That looks pretty cool.
There is a lot of debate surrounding the 6 meal a day plan. I like to incorporate intermediate fastening 5 days a week, so many of my calories are being consumed in 2 meals. With 2-3 snacks thrown in. For me, 6 meals is just too much.
I was doing my meal prep on Sundays. I'm going back to doing this. It was great when I did it. I was able to cook my meals for the week while listening to my audio books. Loved it. Plus, I get to throw my meals in the microwave is pretty sweet.
I always thought I just had a high metabolism, but it turns out I have reactive hypoglycemia...basically I gotta eat every 3 hours or I get sleepy, and if I eat too much at one time, I get sleepy. I actually do 7 "meals"...really it's 3 smaller-size meals, plus 4 snacks. Current schedule:
4am: Workout
5am: Morning snack
7am: Breakfast
10am: Brunch snack
12pm: Lunch
2pm: Afternoon snack
5pm: Dinner
6pm: Dessert
Sounds like a lot of food, but most people snack throughout the day anyway (vending machine etc.). Sample meal plan: (everything homemade & in portions about half the size you'd normally eat...small meals)
5am snack: yogurt with fruit compote
7am breakfast: breakfast burrito
10am snack: crack chicken quesadilla
12pm lunch: panini sandwich (turkey, moz, spinach, tomatoes)
2pm snack: granola bars
5pm dinner: meatloaf, corn on the cob, dinner roll
6pm dessert: double peanut butter cookies
Once you get used to meal prep, it's pretty easy. The only semi-tricky part is fitting all of the macros into IIFYM for the day, so you have to learn how to make macros for your meals, divide them up, and then make them fit into your meal plan for the day. I like IIFYM because you can basically eat whatever you want; you're not stuck with plain chicken & broccoli day after day after day.
I switched from bulk meal prep to what I call "gourmet small-batch macro-fitted meal prep", haha - basically making foods I like to eat in a regular or large batch & then dividing those up, but not making a million of them, just a half dozen or dozen containers - that way I don't overdose & avoid getting sick of the stuff I like to eat. For me, the biggest beneficial tool has been having a deep freezer where I can store everything in quantity.

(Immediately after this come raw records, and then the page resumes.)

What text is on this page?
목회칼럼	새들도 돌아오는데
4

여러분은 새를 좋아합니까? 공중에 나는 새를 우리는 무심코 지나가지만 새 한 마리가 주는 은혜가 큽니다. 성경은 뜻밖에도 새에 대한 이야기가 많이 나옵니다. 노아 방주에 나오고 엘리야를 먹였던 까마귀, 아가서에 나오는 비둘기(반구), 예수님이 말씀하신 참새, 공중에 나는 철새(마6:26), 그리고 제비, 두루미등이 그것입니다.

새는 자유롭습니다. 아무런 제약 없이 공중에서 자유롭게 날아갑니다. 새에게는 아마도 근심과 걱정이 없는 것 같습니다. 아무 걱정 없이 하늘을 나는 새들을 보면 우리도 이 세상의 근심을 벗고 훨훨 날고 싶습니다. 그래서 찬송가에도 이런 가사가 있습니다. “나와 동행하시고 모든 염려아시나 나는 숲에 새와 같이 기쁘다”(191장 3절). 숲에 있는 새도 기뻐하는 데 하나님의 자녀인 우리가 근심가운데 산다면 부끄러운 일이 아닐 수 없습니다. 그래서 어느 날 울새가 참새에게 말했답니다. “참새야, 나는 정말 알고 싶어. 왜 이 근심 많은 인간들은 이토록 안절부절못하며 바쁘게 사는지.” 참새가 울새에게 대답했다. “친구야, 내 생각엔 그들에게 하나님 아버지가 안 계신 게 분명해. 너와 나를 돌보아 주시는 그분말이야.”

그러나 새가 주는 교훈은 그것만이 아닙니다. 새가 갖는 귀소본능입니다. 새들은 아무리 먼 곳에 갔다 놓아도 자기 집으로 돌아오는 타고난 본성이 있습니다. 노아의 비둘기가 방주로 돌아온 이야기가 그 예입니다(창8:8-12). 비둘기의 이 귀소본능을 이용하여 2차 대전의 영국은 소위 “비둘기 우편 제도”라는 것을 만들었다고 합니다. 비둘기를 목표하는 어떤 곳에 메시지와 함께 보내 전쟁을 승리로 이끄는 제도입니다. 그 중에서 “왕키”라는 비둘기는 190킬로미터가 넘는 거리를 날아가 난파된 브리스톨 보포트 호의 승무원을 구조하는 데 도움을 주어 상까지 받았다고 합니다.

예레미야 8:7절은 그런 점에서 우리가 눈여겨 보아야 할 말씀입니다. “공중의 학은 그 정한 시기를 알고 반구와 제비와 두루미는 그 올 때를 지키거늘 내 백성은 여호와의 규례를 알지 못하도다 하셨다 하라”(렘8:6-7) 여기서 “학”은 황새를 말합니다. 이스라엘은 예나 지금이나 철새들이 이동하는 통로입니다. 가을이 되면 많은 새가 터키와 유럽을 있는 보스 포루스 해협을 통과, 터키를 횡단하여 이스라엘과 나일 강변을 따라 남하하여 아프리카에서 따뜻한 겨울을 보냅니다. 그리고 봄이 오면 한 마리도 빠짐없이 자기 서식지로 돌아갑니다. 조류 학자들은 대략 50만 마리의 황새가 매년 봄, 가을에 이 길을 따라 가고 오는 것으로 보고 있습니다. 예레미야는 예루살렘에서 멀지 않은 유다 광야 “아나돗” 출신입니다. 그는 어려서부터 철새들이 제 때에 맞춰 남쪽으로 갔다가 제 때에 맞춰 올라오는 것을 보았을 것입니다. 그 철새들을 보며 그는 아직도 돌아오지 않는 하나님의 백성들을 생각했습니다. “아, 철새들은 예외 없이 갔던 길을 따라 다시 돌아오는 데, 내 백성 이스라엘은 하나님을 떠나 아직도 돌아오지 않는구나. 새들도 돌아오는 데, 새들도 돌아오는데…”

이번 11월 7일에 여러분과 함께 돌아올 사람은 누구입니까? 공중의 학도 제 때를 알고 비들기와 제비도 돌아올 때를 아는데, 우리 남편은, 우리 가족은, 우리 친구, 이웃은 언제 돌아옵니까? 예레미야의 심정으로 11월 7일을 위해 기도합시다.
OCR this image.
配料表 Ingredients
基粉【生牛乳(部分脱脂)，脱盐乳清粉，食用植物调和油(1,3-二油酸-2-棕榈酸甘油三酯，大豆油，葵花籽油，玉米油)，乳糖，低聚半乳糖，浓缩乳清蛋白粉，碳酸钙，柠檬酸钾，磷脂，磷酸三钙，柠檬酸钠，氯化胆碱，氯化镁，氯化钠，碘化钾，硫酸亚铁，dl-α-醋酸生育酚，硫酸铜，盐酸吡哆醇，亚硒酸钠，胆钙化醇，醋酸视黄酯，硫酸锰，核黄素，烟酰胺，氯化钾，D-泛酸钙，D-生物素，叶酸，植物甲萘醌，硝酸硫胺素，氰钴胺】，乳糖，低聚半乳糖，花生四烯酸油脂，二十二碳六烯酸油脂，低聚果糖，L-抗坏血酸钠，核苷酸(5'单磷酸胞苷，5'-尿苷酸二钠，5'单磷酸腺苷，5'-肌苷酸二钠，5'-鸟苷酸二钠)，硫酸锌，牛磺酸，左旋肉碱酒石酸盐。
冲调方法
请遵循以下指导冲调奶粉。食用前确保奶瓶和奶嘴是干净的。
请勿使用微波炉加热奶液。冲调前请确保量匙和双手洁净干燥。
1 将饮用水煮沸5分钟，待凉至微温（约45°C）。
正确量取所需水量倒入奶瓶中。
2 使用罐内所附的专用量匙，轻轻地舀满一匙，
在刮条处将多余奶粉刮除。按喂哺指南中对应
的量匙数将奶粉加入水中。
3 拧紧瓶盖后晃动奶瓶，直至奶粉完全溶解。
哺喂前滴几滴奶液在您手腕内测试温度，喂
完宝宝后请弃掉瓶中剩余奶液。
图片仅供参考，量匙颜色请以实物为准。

After a good ten years of working on my own diet, I don't think food timing really matters for regular day to day living. I've done one meal a day, I've done 6 meals a day, no real difference. My personal food philosophy, at this point in time, is that pretty much all weight-loss diets boil down to eating less calories than you take in, then using macros to improve your intake for growth (IIFYM is a convenient acronym), getting enough sleep & going to bed early, and exercising on a regular basis (for me, daily, for digestive reasons, separate story tho).
For me, a big thing I came to realize with meal prep is the difference between theory & practice. It's easy to write it all out & have it sound boring or limiting, but during the course of a day, when you get hungry & you have a TV dinner tray of one of your favorite meals just a microwave cycle away from eating, it's pretty dang awesome. Building up a decent supply of freezer meals you can cycle out is even better because then you can rotate a variety of meals to keep things semi-new.